Mike Green - Thursday, March 03 2005 @ 03:51 PM EST (#104296) #
Magpie, I checked 1929 and 1930 records, and Pete Alexander's 373rd win wasn't a big story. All I could find was a year-end wrap story in 1930 in the Chicago Tribune- Dazzy Vance leads ERA race is the header, which ends with the prosaic:

"Although he failed to win one, Old Pete recorded his twentieth National League season and piled up a lifetime mark of 696 games. This, with his total of 373 victories, gave him a pair of league records."
Magpie - Thursday, March 03 2005 @ 04:06 PM EST (#104301) #
Makes sense. Alexander was trying to overtake his old rival, whom he played against. It mattered to him, but not much to anyone else.

But 11 years later, after the Hall of Fame, Lefty Grove trying and trying and trying to get to 300 so he could retire - that was a story.

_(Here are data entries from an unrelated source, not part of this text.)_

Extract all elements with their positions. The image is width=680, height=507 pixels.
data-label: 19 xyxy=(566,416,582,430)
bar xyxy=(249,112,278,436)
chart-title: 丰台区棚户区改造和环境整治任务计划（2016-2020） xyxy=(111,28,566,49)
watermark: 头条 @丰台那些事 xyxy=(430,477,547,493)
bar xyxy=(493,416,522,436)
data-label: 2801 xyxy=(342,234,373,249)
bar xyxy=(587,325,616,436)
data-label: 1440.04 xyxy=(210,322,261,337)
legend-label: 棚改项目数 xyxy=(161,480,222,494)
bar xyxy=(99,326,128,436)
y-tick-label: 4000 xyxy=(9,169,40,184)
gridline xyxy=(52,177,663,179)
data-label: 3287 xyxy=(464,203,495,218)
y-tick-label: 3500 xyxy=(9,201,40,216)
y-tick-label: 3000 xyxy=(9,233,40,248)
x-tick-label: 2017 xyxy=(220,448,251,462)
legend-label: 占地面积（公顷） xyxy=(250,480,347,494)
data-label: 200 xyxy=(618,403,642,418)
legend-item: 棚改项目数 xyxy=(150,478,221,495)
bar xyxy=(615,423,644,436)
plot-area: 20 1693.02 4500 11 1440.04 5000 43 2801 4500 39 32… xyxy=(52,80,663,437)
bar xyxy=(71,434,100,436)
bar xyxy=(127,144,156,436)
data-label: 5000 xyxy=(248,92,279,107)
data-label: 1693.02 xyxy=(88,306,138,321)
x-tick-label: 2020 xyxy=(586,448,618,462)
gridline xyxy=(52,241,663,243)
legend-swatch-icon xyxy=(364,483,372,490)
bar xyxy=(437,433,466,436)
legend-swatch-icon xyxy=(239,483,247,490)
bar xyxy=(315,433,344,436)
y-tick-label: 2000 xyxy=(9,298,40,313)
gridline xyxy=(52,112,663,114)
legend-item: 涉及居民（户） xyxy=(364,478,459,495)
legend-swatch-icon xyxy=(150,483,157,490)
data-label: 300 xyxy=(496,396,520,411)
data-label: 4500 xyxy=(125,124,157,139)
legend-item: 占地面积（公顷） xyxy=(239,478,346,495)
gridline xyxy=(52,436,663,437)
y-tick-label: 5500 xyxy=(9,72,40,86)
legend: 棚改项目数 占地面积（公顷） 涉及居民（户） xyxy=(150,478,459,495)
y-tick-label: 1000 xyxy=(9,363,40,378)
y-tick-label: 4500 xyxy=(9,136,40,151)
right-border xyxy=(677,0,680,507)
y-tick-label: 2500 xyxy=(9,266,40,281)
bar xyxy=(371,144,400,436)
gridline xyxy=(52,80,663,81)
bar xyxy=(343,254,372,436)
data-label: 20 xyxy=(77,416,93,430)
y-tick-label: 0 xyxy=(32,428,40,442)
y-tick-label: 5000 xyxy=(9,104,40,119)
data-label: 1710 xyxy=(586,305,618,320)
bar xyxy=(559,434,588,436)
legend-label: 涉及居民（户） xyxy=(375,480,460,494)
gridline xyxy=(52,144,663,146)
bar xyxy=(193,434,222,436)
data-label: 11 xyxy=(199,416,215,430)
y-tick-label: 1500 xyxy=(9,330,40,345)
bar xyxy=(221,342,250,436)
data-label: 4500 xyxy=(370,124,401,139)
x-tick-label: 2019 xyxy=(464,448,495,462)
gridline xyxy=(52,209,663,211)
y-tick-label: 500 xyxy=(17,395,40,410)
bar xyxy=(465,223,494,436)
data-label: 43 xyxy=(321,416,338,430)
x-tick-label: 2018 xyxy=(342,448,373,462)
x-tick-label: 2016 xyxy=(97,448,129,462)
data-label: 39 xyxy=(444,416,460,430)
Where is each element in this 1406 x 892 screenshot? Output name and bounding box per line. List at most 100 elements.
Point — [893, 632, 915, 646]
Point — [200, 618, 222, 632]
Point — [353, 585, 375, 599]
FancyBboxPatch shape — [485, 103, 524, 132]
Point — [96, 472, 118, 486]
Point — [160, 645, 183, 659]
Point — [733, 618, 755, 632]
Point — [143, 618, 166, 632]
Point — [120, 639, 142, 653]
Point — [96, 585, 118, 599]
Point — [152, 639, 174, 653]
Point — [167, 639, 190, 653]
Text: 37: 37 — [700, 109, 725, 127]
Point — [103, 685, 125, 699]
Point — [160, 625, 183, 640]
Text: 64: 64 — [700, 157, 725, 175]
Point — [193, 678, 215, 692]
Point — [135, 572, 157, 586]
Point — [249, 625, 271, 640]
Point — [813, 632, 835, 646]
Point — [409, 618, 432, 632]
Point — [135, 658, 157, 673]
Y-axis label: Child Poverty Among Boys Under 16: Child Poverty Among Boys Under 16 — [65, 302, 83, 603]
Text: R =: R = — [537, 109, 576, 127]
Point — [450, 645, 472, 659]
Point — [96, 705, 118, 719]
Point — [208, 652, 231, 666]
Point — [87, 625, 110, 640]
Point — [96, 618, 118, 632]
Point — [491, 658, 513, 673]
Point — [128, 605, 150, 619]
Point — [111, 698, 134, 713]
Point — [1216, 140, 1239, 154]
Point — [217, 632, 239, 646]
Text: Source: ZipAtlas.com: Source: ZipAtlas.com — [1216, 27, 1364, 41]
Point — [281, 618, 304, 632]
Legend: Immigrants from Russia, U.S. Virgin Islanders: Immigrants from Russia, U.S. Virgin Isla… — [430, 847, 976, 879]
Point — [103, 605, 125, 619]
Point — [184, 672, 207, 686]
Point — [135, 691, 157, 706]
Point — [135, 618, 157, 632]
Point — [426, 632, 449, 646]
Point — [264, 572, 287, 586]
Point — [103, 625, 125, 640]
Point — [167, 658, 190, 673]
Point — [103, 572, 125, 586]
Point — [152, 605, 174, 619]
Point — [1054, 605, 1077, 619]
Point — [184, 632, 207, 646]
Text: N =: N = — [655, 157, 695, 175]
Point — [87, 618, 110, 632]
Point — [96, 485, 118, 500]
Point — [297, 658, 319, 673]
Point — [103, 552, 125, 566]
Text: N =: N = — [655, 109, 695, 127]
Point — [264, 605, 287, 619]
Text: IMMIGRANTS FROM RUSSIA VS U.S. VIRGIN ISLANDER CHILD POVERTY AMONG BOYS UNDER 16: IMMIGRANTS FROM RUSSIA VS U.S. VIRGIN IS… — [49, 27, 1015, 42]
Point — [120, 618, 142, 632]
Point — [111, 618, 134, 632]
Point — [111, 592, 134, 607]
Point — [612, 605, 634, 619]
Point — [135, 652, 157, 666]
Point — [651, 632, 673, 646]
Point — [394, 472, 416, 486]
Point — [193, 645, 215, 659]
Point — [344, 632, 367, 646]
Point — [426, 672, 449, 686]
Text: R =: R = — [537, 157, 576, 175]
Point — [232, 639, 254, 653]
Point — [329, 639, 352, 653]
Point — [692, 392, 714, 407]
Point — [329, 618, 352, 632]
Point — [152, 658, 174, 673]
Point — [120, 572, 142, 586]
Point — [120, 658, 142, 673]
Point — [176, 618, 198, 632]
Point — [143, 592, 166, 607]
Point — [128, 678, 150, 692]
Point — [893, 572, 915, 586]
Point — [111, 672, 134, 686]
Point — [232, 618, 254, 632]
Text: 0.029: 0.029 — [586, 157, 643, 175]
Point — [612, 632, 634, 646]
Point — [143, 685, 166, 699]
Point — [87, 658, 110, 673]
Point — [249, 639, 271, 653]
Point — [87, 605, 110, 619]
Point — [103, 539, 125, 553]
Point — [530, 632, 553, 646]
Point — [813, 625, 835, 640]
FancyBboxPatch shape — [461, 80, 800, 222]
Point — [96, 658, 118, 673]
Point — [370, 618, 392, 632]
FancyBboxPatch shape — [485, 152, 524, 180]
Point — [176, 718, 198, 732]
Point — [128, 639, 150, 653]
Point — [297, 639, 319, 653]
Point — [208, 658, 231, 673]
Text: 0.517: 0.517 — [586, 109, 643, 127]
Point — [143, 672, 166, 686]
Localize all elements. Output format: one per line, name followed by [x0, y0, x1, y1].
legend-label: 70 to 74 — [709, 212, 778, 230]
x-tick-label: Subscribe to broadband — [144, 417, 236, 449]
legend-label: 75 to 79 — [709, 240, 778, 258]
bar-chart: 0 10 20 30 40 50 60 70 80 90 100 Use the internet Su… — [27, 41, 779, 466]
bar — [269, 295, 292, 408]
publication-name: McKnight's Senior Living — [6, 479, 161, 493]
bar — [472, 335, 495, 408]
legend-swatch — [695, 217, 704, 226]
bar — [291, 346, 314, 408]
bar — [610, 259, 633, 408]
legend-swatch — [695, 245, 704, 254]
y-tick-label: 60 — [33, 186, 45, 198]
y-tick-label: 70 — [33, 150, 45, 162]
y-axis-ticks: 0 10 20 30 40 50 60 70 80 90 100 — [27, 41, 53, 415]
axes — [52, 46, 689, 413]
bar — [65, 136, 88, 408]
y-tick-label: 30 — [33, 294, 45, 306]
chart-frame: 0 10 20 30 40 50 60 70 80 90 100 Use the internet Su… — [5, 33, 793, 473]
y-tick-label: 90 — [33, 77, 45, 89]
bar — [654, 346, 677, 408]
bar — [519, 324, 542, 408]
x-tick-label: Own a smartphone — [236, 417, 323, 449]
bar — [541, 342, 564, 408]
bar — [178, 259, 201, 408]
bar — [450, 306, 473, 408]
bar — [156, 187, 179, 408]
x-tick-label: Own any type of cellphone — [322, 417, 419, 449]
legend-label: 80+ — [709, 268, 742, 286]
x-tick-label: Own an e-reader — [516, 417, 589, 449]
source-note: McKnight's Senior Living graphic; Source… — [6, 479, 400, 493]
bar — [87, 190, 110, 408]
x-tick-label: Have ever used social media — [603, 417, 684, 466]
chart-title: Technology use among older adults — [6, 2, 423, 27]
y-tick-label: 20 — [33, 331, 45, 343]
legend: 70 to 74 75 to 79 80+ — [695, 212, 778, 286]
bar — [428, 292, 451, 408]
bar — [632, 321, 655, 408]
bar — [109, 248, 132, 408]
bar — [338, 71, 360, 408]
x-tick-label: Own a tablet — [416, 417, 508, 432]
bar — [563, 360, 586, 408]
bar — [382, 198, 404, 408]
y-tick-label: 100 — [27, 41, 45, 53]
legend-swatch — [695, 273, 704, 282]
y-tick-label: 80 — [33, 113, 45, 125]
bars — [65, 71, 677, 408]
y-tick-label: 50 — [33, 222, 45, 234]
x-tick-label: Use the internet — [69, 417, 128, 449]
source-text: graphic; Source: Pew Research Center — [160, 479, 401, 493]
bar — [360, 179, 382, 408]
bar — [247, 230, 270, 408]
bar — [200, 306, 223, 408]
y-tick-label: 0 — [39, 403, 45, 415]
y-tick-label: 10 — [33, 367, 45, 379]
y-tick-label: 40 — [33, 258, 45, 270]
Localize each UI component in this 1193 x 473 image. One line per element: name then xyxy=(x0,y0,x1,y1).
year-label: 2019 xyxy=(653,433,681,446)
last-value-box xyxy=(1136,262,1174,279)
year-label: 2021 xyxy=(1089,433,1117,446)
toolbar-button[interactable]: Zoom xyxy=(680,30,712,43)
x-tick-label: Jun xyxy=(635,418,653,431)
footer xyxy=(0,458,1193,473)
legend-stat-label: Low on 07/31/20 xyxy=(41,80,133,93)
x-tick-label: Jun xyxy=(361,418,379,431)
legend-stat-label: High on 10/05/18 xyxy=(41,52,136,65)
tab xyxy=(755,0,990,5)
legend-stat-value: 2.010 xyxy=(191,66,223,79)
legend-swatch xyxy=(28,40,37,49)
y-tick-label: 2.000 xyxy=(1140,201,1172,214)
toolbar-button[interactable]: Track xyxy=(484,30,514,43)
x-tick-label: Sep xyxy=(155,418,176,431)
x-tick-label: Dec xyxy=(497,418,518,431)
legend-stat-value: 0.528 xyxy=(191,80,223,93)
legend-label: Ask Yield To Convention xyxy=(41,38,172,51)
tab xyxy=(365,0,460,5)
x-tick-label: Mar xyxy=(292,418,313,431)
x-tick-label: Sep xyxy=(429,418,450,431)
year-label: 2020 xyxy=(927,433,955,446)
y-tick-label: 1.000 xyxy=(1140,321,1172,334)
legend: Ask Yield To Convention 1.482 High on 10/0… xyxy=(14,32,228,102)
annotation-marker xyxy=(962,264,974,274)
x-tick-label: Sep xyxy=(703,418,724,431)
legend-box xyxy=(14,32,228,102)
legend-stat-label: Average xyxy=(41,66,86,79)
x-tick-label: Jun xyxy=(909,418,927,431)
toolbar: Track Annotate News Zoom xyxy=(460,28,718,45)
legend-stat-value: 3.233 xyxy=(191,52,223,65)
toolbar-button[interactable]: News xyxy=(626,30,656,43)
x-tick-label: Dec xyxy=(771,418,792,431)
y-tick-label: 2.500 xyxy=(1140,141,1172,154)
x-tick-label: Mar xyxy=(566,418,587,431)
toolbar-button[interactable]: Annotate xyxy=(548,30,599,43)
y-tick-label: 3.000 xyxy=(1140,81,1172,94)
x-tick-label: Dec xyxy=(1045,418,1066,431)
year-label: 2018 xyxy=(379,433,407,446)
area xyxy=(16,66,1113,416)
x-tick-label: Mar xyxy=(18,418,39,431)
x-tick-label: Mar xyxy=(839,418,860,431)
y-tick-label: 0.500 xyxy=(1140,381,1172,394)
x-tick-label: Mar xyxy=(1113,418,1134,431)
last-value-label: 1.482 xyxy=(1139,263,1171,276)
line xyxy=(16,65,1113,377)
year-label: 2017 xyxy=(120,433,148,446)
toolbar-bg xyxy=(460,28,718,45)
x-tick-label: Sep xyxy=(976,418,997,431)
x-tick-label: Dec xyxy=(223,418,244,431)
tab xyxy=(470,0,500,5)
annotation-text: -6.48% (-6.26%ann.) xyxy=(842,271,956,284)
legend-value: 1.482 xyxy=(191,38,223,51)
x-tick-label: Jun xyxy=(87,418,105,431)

baagcur - Friday, March 04 2005 @ 07:48 AM EST (#104337) #
Yep, I came up with the same figures a few days ago after attending a meeting Fergie was at. I don't think he was that aware, or at least concerned about, the stat at the time. Probably more interested in 300 wins. He tried out in Spring Training 1984,I believe, but didn't have the stuff anymore
daryn - Friday, March 04 2005 @ 09:20 AM EST (#104342) #
It's hard to say. What's not hard to say is that if Randy Johnson or Tom Glavine gets to 297 wins, they will find a way to get to three more, pretty much barring rotator cuff surgery.

I think that Round Numbers are a Media creation... instead of having to decide if 517 is more significant that 512, and after 80 years of trying to come up with a better word than "BIG NUMBER", the media and the land of Head-line Customers have settled on the common milestones.. that being said, if Randy Johnson gets to 297 Wins and his left arm falls off... you'll see him out there pitching right handed for a couple months...
Mick Doherty - Friday, March 04 2005 @ 12:43 PM EST (#104396) #
Here's a thought spurred by a comment Mike Green made in today's Hall Watch thread. If McGriff were to sign with, say, Colorado, and hit his last seven dingers, while hitting a robust .188, and retired at 500, would that HURT his Hall chances for the hanging-around perception? And could a situtation like that turn the tide of focus on Big Numbers somewhat.
John Northey - Friday, March 04 2005 @ 01:01 PM EST (#104403) #
If McGriff gets 500 HR's, even if he hits .100 while doing it, he will not be hurt in his HOF effort, but helped. Hanging around will make a few writers put out columns that are negative but I have to think making it to 500 and not ever being accused/seen as a steroid user would be a plus too.